Moreover, there is no evidence that students learn more or learn better when the environment in which they are taught is racially and ethnically diverse. The study cited most often by proponents of diversity, the Gurin Report, commissioned by the University of Michigan to use in defending the racial preferences it believes are necessary to achieve diversity, in fact shows that a racially and ethnically diverse environment has no positive effect on learning.

What is perhaps most striking about the obsession with diversity is that most of those who favor it seem to have no interest in fostering intellectual diversity. I have yet to hear any advocate of diversity on any campus in Connecticut or anywhere else in the United States call for the inclusion of conservative opinions, which are woefully underrepresented on college campuses. There are far fewer conservatives on college faculties than there are blacks and Hispanics.

The Campaign for Fairness and Inclusion in Higher Education, headed by David Hotowitz, has compiled statistics, based on voting records it examined, in which faculty who voted Democratic or for Ralph Nader in 2000 were presumed to be liberals, while faculty who voted Republican were presumed to be conservatives. At Brown University, 5 percent of the faculty are conservative under that definition; at the University of Colorado, 4 percent; at the University of New Mexico, 7 percent; at the University of California in Los Angeles, 6 percent; at the University of California at Santa Barbara, 1 percent. In the humanities, the imbalance is even more extreme: In the Colorado English department, there are 85 liberals and no conservatives; in the history department at the University of California at Berkeley, 54 liberals, one conservative; in the Berkeley English department 57 liberals, no conservatives. At Brown, there is not a single conservative in the English, history, political science, or sociology departments.
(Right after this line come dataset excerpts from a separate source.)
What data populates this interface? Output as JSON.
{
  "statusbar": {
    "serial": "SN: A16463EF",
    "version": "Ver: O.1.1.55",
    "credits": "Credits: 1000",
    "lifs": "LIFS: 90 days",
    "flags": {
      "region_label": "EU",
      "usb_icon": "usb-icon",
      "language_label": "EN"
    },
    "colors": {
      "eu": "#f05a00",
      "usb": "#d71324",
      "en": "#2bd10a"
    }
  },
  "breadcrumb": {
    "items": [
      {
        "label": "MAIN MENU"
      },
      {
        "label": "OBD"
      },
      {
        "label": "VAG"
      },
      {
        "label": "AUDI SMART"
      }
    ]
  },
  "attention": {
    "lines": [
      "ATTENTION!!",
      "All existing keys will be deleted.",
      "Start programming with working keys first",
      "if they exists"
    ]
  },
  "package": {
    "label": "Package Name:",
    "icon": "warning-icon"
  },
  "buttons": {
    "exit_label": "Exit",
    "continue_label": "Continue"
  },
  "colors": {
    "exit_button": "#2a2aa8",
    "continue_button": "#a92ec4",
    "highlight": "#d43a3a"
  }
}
Given these disparities, it is no wonder that American college students rarely, if ever, hear conservative opinions.

This is certainly true at CCSU. In my 12 years there, not once has an academic program or department sponsored a lecture by someone critical of abortion, racial preferences or feminism. Nor am I aware of any speaker defending Christian fundamentalism, which at CCSU is often an object of ridicule. In lectures and discussions on foreign policy, criticism of the United States and other democratic countries such as Israel is matched by a near-virtual silence on the multitudinous, often murderous thug- ocracies around the world that deny their own people the very freedom my colleagues take for granted in their classrooms and lecture halls here in America.

Among the worst offenders in presenting only one perspective is the Women's Studies Program at CCSU, which, in one of the informational fliers it distributes, states proudly that "the discipline of women's studies began as an academic arm of the feminist movement." Surely a program that claims to represent the views of women should find some way of exposing students to the views of the millions of American women who are not feminists or who happen not to share the kind of feminism the Women's Studies Program espouses.

The only kind of diversity that matters educationally is intellectual diversity. Without it, students cannot make informed choices about the social and political issues they face. Elected officials and everyone else in Connecticut who is concerned about higher education in our state should do what they can to ensure that Connecticut universities are truly in the business of educating students, rather than indoctrinating them. Demanding that conservative opinions be heard along with others would be an excellent start.


Jay Bergman is a professor of history at Central Connecticut State University and president of the Connecticut Association of Scholars, an affiliate of a national nonprofit group concerned about the politicization of teaching.